Der sog. Pflichtteil
Ist ein Abkömmling, Elternteil oder der Ehegatte vom Erblasser durch Verfügung von Todes wegen von der Erbfolge ausgeschlossen, so kann er von dem oder den Erben den sog. Pflichtteil verlangen.
Durch das Pflichtteilsrecht versucht das Gesetz, einen Ausgleich zu schaffen zwischen der grundsätzlich bestehenden Testierfreiheit des Erblassers und dem traditionellen Gebot, dass das Vermögen in der Familie bleiben soll. Nur in engen Grenzen kann das Pflichtteilsrecht kraft Gesetzes (bei Erbunwürdigkeit) entfallen oder durch letztwillige Verfügung entzogen werden. Erbunwürdig ist z.B., wer den Erblasser vorsätzlich und widerrechtlich getötet oder zu töten versucht hat. Entzogen werden kann der Pflichtteil z.B., wenn der Abkömmling sich einer vorsätzlichen körperlichen Misshandlung des Erblassers schuldig macht oder ihm nach dem Leben trachtet.
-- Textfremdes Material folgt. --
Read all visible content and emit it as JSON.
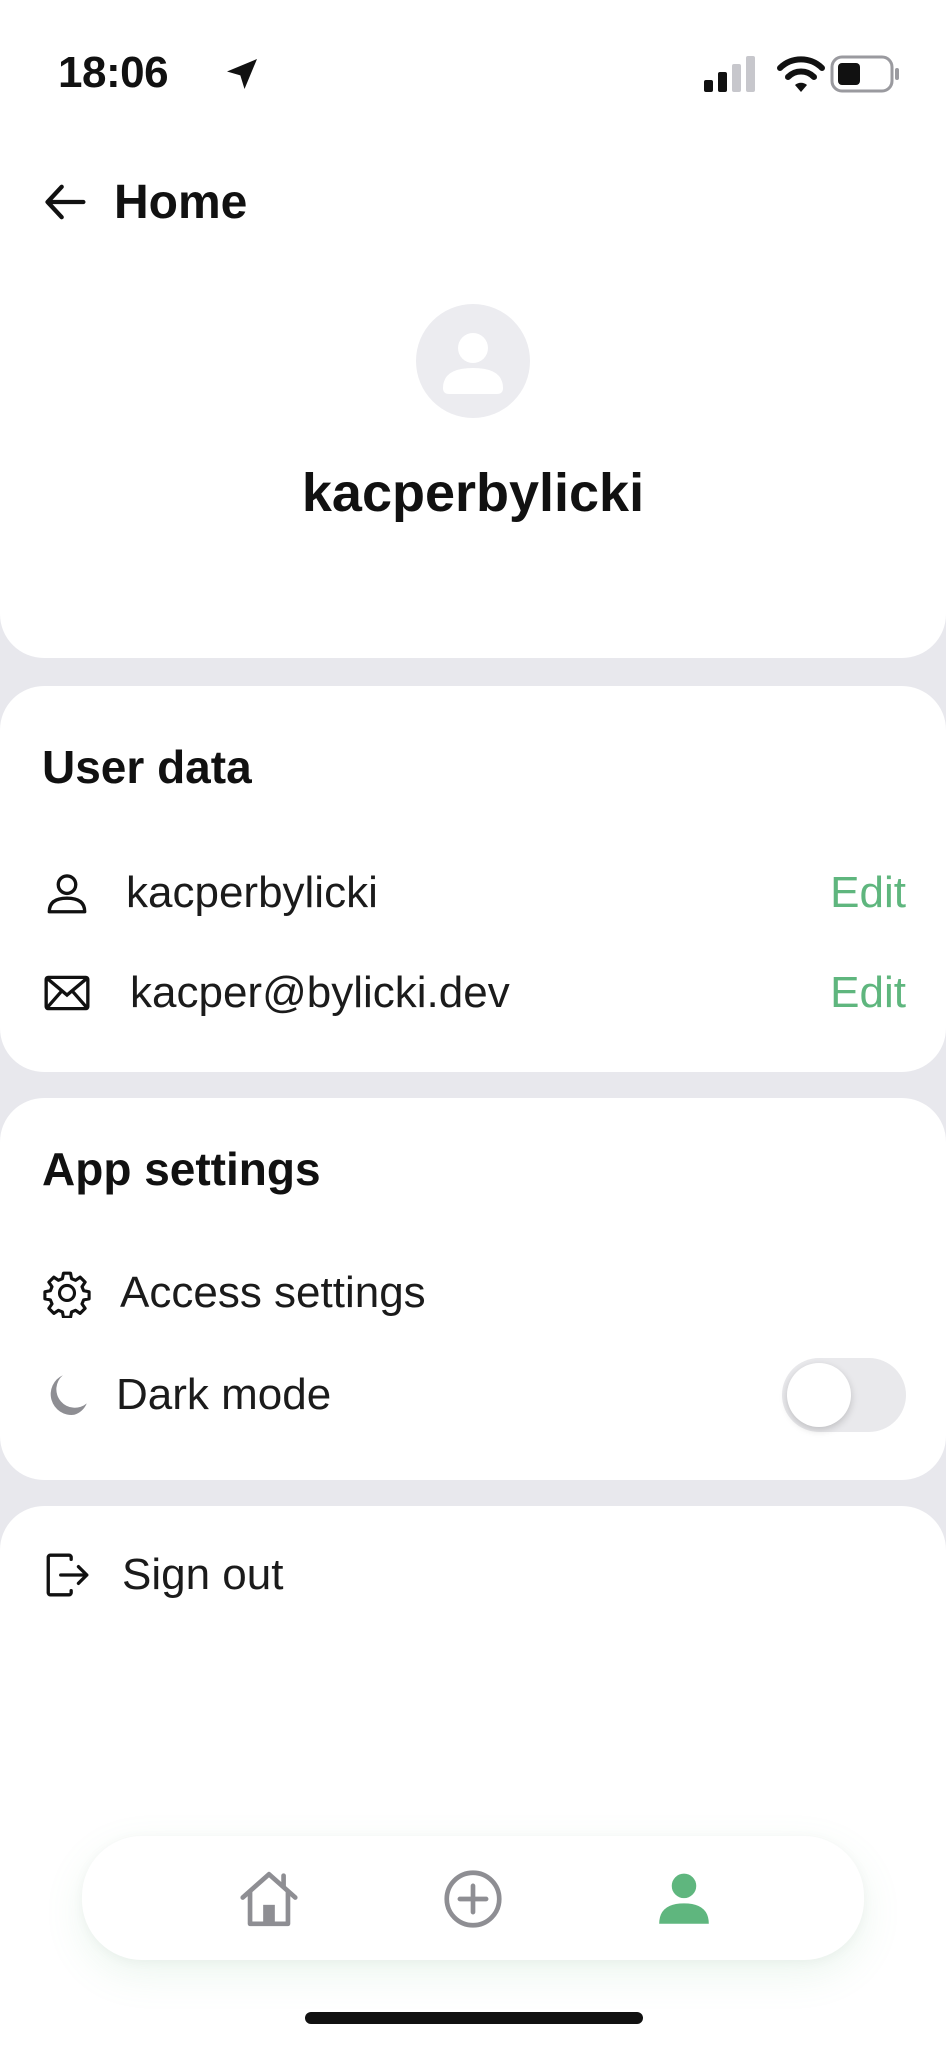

Pflichtteilsberechtigt sind zunächst die Abkömmlinge des Erblassers, d.h. die ehelichen und die nichtehelichen Kinder sowie ggf. die Abkömmlinge der Abkömmlinge, beispielsweise Enkelkinder. Angenommene Kinder zählen ebenfalls zu den Abkömmlingen. Im Falle der Adoption eines Volljährigen gilt die Besonderheit, dass das Adoptivkind sowohl nach den Adoptiveltern als auch nach den leiblichen Eltern pflichtteilsberechtigt ist. Etwas anderes kann sich nur durch Anordnung des Vormundschaftsgerichts ergeben.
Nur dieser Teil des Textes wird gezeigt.